Bu yasal düzenleme karşısında, kazaya karışan araçların meydana getirdikleri zararlardan araç sahiplerinin hukuken sorumlu olacağı ilkesi benimsenmiş ise de, bu araçların sahipleri tarafından herhangi bir sebeple yararlanılmasının bir başka kimseye devir edilmesi halinde (çok kısa bir süre olmaması kaydıyla) artık üzerindeki fiili hakimiyeti kalmaması ve bu sebeple ekonomik yönden de bir yararlanma olanağının kalktığı durumlarda, o aracı kaza sırasında fiili hakimiyeti altında bulunduran ve ondan iktisaden yararlanan kimsenin işleten sıfatıyla meydana gelen zarardan sorumlu tutulması gerekip, bunun sonucu olarak araç malikinin sorumlu tutulmaması gerekecektir.
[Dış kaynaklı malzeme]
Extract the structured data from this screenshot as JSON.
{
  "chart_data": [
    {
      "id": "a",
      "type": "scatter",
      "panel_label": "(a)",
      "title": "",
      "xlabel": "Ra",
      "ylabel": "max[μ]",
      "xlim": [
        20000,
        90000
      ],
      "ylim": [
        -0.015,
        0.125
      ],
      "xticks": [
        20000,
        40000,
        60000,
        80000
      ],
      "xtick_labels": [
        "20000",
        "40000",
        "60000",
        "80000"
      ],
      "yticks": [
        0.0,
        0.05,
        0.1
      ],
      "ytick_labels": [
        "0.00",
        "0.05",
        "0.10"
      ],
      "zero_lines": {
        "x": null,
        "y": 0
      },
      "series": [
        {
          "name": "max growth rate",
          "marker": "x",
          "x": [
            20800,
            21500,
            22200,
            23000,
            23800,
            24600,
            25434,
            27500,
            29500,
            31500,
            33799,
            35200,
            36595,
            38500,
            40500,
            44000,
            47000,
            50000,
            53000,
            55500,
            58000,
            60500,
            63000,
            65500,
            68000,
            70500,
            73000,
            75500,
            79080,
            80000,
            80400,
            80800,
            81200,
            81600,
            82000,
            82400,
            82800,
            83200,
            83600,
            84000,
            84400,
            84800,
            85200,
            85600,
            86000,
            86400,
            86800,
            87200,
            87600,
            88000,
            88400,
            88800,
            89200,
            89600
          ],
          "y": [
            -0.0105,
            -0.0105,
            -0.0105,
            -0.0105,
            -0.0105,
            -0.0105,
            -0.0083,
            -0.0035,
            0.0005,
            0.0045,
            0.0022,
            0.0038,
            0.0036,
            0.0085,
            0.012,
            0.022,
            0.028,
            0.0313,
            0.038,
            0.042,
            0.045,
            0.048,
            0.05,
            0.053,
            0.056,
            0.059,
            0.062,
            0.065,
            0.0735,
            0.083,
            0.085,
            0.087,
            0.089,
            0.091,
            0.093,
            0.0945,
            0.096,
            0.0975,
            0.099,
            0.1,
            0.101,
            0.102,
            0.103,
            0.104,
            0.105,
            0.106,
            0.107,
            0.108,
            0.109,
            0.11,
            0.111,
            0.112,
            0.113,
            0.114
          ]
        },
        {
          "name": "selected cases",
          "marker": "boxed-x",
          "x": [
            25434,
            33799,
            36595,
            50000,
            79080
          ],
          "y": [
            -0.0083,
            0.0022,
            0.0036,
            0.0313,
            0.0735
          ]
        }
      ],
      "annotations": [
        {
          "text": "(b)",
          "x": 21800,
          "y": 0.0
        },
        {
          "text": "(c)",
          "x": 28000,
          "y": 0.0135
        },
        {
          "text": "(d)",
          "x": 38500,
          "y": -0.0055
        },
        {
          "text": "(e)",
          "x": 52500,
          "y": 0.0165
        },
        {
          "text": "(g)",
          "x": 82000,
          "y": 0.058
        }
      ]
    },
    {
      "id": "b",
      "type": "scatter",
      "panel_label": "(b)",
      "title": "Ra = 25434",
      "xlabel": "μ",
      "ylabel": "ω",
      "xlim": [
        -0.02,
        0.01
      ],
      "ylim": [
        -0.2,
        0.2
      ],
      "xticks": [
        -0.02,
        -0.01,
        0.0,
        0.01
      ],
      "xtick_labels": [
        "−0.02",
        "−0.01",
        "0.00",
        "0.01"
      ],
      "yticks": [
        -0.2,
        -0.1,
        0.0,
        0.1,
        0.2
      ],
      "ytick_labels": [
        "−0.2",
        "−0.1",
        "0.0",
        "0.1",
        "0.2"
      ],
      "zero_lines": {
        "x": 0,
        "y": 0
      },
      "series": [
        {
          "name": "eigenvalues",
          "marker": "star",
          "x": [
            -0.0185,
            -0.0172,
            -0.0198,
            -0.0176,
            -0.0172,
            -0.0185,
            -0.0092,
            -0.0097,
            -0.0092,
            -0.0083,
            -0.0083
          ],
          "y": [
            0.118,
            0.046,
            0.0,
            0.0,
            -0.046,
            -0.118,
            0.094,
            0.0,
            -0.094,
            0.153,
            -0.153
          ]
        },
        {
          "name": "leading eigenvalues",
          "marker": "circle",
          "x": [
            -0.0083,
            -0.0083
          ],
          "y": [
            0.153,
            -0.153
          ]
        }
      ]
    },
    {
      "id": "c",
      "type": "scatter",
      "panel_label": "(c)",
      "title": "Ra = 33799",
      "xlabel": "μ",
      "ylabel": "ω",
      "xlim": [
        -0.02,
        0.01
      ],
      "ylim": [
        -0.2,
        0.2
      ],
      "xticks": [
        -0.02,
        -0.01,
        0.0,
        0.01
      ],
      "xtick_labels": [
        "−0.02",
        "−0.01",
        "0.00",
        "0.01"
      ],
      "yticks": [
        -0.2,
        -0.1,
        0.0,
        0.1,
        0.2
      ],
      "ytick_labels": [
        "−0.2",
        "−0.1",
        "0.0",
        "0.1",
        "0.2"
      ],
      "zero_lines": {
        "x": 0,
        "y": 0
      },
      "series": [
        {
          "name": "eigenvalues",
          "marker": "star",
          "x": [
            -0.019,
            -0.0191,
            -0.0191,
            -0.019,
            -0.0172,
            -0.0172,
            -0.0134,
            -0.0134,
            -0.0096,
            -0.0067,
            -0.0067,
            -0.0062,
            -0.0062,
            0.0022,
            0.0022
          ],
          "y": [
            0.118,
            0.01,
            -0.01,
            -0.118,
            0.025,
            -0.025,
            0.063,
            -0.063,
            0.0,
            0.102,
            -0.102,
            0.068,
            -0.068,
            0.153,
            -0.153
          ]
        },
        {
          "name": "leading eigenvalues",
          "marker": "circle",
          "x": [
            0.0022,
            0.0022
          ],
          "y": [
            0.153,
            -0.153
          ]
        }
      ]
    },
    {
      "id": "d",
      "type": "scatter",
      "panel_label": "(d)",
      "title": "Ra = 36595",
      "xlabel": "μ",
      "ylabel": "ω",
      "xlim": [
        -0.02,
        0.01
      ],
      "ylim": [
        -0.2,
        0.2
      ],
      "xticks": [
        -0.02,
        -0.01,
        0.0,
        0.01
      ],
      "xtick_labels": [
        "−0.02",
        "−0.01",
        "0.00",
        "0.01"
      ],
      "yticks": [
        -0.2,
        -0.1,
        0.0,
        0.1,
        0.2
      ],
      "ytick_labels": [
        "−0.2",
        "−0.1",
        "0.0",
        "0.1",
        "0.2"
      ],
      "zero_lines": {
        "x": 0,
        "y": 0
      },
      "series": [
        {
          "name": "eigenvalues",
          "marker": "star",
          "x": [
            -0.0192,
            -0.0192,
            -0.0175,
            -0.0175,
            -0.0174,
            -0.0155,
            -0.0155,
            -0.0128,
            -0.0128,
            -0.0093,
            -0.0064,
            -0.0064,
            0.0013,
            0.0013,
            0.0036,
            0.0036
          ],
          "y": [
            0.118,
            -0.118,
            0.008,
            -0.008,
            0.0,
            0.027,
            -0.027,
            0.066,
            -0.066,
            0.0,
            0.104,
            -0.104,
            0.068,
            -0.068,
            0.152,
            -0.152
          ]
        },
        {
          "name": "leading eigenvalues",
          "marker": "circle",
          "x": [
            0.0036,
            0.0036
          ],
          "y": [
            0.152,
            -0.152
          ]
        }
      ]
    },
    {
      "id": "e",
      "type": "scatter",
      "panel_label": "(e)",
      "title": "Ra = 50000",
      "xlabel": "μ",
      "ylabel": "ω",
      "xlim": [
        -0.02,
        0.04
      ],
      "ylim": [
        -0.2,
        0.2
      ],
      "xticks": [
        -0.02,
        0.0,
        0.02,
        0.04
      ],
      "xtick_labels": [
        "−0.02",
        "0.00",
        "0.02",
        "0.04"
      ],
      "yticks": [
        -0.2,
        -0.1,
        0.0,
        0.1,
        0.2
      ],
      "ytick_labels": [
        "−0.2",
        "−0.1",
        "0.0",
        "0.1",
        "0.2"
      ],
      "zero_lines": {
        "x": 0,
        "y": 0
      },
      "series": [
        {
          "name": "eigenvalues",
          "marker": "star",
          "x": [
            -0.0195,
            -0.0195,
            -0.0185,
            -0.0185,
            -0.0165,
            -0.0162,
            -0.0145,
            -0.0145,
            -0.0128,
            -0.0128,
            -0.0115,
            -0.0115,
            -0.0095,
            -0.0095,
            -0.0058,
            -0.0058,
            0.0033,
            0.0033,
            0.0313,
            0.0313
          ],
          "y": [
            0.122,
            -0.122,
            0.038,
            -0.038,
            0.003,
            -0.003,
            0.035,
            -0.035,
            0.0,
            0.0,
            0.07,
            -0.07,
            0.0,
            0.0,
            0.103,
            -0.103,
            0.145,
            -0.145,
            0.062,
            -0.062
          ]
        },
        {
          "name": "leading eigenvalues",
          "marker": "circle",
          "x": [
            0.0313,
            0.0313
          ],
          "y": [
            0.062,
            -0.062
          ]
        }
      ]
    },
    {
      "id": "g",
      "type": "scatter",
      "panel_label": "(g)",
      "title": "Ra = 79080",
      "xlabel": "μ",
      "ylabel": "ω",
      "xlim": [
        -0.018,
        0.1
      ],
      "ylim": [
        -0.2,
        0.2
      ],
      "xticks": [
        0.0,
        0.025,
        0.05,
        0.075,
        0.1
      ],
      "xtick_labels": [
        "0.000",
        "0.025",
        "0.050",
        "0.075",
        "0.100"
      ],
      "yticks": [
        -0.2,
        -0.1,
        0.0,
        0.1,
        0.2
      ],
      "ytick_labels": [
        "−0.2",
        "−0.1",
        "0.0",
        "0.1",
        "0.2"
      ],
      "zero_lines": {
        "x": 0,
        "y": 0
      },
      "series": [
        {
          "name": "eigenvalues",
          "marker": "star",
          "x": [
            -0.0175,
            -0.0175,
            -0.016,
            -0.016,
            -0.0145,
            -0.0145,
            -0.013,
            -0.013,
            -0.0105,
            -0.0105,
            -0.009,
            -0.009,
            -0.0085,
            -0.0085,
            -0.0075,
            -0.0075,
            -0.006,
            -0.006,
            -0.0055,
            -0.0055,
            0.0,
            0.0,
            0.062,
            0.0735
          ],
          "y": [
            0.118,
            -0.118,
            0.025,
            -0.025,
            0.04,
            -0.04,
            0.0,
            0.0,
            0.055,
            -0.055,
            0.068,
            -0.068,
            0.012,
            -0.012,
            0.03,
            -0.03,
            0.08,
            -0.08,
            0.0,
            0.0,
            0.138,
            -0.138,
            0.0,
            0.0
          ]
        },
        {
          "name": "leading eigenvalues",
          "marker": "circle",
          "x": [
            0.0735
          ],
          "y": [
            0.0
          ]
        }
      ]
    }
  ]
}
Somut olayda, kazaya karışan itfaiye aracının kayden maliki davalı … Belediye Başkanlığı ise de araç kazadan önce 17.12.2004 tarihinde yapılan protokol ile Kayseri Büyükşehir Belediye Başkanlığı’na devredilmiş olup kaza tarihi itibariyle davalı … Belediye Başkanlığı aracın işleteni olmadığından bu davalı hakkında açılan davanın husumet yokluğu nedeniyle reddi gerekirken yazılı şekilde karar verilmesi doğru görülmemiştir.
SONUÇ:Yukarıda açıklanan nedenlerle davalı … Belediye Başkanlığı vekilinin temyiz itirazlarının kabulü ile hükmün BOZULMASINA, peşin alınan harcın istek halinde temyiz eden davalı … Belediye Başkanlığı’na geri verilmesine 30.4.2012 gününde oybirliğiyle karar verildi.